Quella che voi potete vedere riflessa allo specchio sono io.
Quella che invece non può mai vedersi allo specchio sono sempre io.
Le mie dita in questo preciso momento stanno solcando le pianure delle mie guance, polpastrelli che tracciano rotte di malinconia su di un viso non sempre gioioso.
Mi sto toccando la faccia.
Non cerco le rughe.
Non ho rughe, lo so, questo è un gioco che faccio da sempre, fin da quando ero bambina.
Per sentire i cambiamenti e avvertire sulle dita la mia sgranata presenza in questa realtà.
Mi tocco quindi ci sono.
A volte quando non ti puoi vedere, pensi davvero di non esserci e finisci con il cominciare a pensare di essere un fantasma.
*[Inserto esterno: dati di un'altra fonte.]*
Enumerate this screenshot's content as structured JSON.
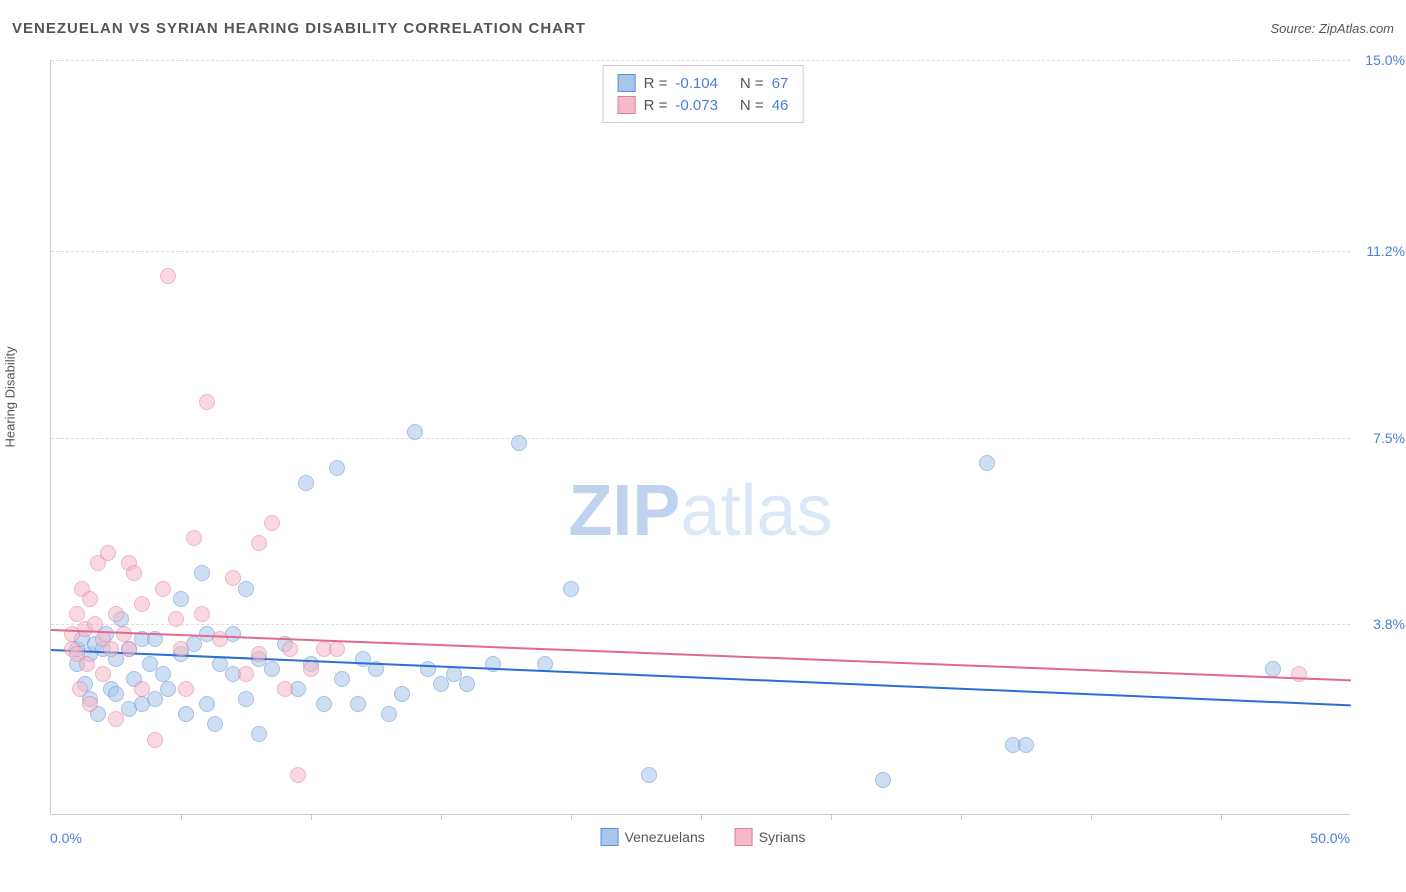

Così continuo a far scorrere le dita per tenere a freno i pensieri e non scomparire.
A menadito posso fermarmi a recitare la geografia del mio viso.
Gradevole e piacente a detta di molti.
Dovrei essere una bella ragazza ma io non posso confermarvelo.
Non lo so e non l’ho mai saputo.
La cecità è stata l’unica assidua compagna di tutta la mia vita.
Ho perfino smesso di fumare e di toccarmi ma, ironicamente, non sono mai riuscita a vedere.
Succede e doveva succedere proprio a me il fallimento della vista.
Però, c’è sempre un però in ogni buona storia, stranamente, conservo sempre il ricordo di unì immagine.
Una sola.
Un’immagine chiara che all’improvviso si offusca, per poi svanire, spegnendosi con un sordo click nell’eco della mia testa.
Da quanto sono riuscita a raccogliere in seguito, dopo anni di studi non convenzionali, quel luogo doveva essere la sala parto, esattamente ventisei anni fa. Giorno più, mese meno.
Fu così che, appena nata, l’ostetrica perse la presa e mi fece cadere a terra.
La forza di gravità, l’egoismo di madre terra, la generosità del destino, l’insieme del tutto mi fece sbattere la testa.
E alla fine atterrai anche io, già dal sogno della vita, in un mondo che non era più mio anche se era stato mio solo per un attimo.
Ero sopravvissuta.
Sopravvissi ma, come si scopre sempre troppo tardi, ogni nuova vita comporta sempre qualche sacrificio e il mio era la vista. Non potevo più vedere, se mai avevo realmente visto,.
Esistevo, con un vuoto dentro…sapevo che un momento di esitazione altrui mi era costato un angolo di visuale del paradiso.
O almeno questo è quanto racconta la letteratura medica sul mio strano caso.
La mia è una storia strana, tutta vista dal di dentro senza quello sbocco naturale degli occhi che voi conoscete. Non saprei davvero come dirvi altrimenti, ma tredici anni dopo successe qualcosa. Sì, accadde qualcosa di strano.